Marilyn Wyzga: (603) 271-3211
Jane Vachon: (603) 271-3211
October 6, 2005
Wildlife Action Grants Available for Teachers
Grant Application Deadline: November 15, 2005
CONCORD, N.H. -- Teachers interested in starting wildlife habitat projects can apply to the Homes for Wildlife Action Grant Program at New Hampshire Fish and Game for start-up funds. The program provides mini-grants of up to $300 -- or $600 with matching funds -- for projects allowing students and educators to enhance habitat for people and wildlife. The deadline for submitting proposals is November 15, 2005.
For a proposal packet, write to Marilyn Wyzga, Public Affairs Division, N.H. Fish and Game Department, 11 Hazen Drive, Concord, N.H. 03301; email email@example.com; or call (603) 271-3211.
The Homes for Wildlife Action Grant Program is designed to support student environmental action that can be measured in acres improved or protected for wildlife. Activities can include hands-on schoolyard or community habitat improvement or projects influencing community attitudes about maintaining or protecting wildlife habitat.
The grant program is funded by the Conservation License Plate fund, through the Nongame and Endangered Wildlife Program at Fish and Game. Each applicant may request up to $300, or up to $600 if a dollar-for-dollar match can be provided by the school or organization for any amount over the initial $300. A match is not required for the first $300.
Grants are available to educators working in cooperation with Project HOME or Project WILD. Project HOME is an award-winning schoolyard habitat program coordinated by Fish and Game.

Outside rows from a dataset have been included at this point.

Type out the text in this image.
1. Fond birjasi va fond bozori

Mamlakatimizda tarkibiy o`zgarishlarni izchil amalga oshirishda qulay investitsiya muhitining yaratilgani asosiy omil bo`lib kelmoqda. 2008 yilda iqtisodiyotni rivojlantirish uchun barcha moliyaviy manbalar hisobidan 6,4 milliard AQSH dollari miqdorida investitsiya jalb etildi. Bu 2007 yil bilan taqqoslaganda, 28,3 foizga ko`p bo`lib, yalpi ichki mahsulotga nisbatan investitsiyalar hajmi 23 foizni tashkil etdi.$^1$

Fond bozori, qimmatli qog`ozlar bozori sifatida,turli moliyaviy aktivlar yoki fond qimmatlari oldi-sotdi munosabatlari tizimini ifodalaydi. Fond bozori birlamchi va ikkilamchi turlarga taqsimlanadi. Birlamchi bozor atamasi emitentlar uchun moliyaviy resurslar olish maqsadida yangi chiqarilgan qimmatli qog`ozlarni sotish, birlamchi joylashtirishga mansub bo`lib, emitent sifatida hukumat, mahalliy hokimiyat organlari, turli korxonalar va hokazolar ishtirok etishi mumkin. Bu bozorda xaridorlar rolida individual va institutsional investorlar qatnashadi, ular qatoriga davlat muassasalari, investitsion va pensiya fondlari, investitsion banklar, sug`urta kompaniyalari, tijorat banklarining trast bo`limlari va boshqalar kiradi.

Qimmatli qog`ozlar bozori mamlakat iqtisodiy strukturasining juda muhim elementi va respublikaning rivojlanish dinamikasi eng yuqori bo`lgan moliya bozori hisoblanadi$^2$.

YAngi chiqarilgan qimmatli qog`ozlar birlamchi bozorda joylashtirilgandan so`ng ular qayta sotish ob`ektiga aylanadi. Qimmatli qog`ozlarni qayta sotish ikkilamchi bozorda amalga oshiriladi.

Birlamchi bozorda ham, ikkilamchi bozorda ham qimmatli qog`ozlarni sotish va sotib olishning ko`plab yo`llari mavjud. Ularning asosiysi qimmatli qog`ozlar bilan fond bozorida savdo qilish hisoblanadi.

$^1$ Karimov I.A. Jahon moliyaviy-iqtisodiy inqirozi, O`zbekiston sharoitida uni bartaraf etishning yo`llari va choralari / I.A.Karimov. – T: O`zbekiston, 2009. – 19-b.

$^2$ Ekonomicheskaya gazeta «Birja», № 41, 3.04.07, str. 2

Project WILD provides teachers with wildlife materials through interactive, interdisciplinary workshops about wildlife and the environment.
Who can apply for the Wildlife Action Grants?
- Project HOME facilitators;
- Teachers and educators trained in Project WILD;
- Any teacher with a member of one of these programs on the project team.
"We're looking for student-driven action projects that will directly benefit wildlife," says Marilyn Wyzga, coordinator of the Project HOME schoolyard habitat program at Fish and Game. "Projects with the best chance of long-term success involve schools assembling a team of staff, students, community members and resource professionals."
Examples of past projects funded by Wildlife Action Grants include:
- Berlin High School installed 10 bat boxes
along the Dead River and planted grasses for vegetative cover in runoff
- Holderness Central School used the award
to help establish native shrubs and perennials for birds and butterflies
as part of a Quiet Courtyard restoration project.
- Beaver Meadow School in Concord established
4 pollinator gardens using seeds and young plants that host butterflies
and other insects and birds. They also replaced 6 invasive burning bushes
with appropriate native plants.
- Milan Village School received a second grant to continue a school wide project to reestablish habitat that was removed for a new school addition. Development and enhancement of this habitat area will include native trees and shrubs as well as bird boxes, and a bird feeding and watering station, to supplement planned outdoor classroom elements. They provided a thorough report of the initial phase of the project, for which they had received a $250 grant in 2003-04.
Grant applications will be evaluated by staff from Project HOME and biologists and educators from the N.H. Fish and Game Department. Grant recipients are required to evaluate the progress of their project at the end of the school year. Recipients may apply for grants in subsequent years if additional funding is necessary, and also may apply for funds for new projects.
The New Hampshire Fish and Game Department is the guardian of the state's fish, wildlife and marine resources.